V. Régnier : Cette rencontre annuelle en est à sa 38e édition depuis la rencontre historique convoquée à Assise, le 27 octobre 1986, par le pape Jean Paul II et dans le prolongement de laquelle s’est inscrite l’action de Sant’Egidio.
À Assise, Jean Paul II avait imaginé un espace de participation des religions à la vie du monde à partir de l’intuition que la force spirituelle des religions pouvait être une source de paix. Il le fit au cœur d’une autre période troublée de l’histoire, au temps de la Guerre froide, à une époque où dominait encore en Occident la vision selon laquelle les religions allaient être redimensionnées ou cantonnées dans la sphère privée, si ce n’est balayées par la sécularisation. Jean Paul II eut au contraire l’intuition que les religions allaient pouvoir représenter une légitimité et une force pour lutter contre ceux qui veulent utiliser la violence ou justifier les conflits.
Face aux conflits planétaires, il fallait appeler les religions à adhérer de manière indissoluble aux valeurs de la paix et à délégitimer la violence et la guerre. C’est ainsi qu’il conçut l’idée d’une grande rencontre de prière, accompagnée d’un jeûne, au cours de laquelle on n’aurait ni discuté ni parlementé, mais où l’on se serait présenté au monde les uns à côté des autres, et non plus les uns contre les autres.
C’était un changement d’époque qui a beaucoup marqué les membres de Sant’Egidio présents à Assise, notamment ceux qui accompagnaient la délégation musulmane. L’appel du pape à la fin de la prière – « La paix attend ses ouvriers » – a achevé de les convaincre de travailler à propager cet esprit d’Assise année après année, de ville en ville, jusqu’à Paris en 2024.
De rencontre en rencontre se sont approfondis les liens d’amitié entre chefs religieux.
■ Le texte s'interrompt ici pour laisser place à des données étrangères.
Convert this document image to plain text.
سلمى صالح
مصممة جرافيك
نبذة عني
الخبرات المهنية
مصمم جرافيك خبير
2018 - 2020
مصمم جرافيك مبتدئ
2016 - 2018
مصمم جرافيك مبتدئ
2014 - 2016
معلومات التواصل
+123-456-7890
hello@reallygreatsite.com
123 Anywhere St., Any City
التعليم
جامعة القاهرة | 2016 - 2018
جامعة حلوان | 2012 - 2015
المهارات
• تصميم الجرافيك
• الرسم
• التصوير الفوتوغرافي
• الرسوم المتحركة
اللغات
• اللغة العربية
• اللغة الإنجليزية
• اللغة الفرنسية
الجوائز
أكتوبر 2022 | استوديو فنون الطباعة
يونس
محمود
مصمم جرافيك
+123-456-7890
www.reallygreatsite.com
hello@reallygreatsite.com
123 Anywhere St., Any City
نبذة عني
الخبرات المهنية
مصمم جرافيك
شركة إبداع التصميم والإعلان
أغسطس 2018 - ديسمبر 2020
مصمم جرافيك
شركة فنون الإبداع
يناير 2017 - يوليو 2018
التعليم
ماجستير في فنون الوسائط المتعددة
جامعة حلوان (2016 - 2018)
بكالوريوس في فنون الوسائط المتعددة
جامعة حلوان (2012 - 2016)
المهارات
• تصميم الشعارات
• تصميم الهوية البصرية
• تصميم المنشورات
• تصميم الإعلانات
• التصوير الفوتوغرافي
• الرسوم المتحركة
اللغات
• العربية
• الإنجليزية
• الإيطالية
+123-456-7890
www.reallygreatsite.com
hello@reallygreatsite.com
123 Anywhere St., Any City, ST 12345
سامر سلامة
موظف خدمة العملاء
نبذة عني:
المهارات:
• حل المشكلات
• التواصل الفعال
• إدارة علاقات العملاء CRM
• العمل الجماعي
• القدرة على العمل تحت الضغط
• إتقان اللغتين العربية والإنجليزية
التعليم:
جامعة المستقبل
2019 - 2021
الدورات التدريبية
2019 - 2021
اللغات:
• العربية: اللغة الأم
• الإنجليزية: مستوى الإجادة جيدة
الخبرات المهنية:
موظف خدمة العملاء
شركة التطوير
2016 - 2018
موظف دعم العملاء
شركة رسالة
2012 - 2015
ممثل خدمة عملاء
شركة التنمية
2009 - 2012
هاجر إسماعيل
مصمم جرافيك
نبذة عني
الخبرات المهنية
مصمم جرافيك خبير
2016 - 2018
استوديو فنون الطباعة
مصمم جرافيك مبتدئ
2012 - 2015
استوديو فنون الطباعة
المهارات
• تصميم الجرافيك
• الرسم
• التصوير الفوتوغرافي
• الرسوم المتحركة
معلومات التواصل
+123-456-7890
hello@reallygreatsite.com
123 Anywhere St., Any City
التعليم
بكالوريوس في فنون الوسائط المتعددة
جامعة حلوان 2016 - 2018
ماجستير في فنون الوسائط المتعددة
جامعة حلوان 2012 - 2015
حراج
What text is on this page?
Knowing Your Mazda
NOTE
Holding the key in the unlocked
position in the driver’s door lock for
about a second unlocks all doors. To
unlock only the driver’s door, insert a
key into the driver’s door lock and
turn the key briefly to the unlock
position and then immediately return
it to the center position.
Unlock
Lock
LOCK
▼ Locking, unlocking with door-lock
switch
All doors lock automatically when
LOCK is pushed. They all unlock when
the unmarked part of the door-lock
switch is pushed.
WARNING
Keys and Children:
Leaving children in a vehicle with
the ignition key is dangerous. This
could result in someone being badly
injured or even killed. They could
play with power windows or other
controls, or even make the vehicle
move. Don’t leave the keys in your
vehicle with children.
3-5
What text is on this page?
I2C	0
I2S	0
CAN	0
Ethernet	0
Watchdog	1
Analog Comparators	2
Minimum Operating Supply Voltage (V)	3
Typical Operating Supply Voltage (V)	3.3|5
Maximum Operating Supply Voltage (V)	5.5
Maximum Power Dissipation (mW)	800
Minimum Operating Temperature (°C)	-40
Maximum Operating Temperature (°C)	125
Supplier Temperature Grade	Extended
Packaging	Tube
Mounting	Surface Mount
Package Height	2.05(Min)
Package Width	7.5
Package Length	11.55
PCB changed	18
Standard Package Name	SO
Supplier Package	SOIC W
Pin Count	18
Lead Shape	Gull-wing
De même, le dialogue s’est élargi avec tous, y compris le monde de la culture et de la politique, dessinant un point de repère rare dans l’histoire mouvementée des dernières décennies, marquées par la chute du rideau de fer (quelques semaines après la rencontre pour la paix organisée cette année-là à Varsovie), mais aussi par des crises profondes du dialogue des civilisations, telles que celle née des attentats du 11 septembre 2001.
Se réunir en 2024 à Paris, ville monde avec sa tradition unique humaniste et laïque, a marqué une étape très importante dans ce chemin de l’esprit d’Assise et a revêtu une grande signification non seulement dans le contexte d’affrontement que j’ai décrit, mais aussi du point de vue spirituel. Cette édition a vu l’ouverture d’un nouvel espace de dialogue entre mondes religieux et laïcs qui fait partie de la solution aux conflits et aux affrontements que nous connaissons.
Dans un monde où 85 % des êtres humains sont des croyants, affiliés à une religion, mais où les religions sont souvent bouleversées par les guerres, comme au Moyen-Orient ou dans le conflit russo-ukrainien, l’esprit d’Assise est plus que jamais un espace de dialogue ouvert, à travers lequel les religions peuvent apporter leur contribution de grande valeur à la paix.
Je suis convaincue qu’à Paris s’est ouvert un nouveau processus qui va nourrir et nourrit déjà beaucoup d’initiatives de paix. Cela passe par le dialogue, le travail de médiation, mais aussi par la vie quotidienne, par la solidarité avec les pauvres, par le soin gratuit des plus vulnérables.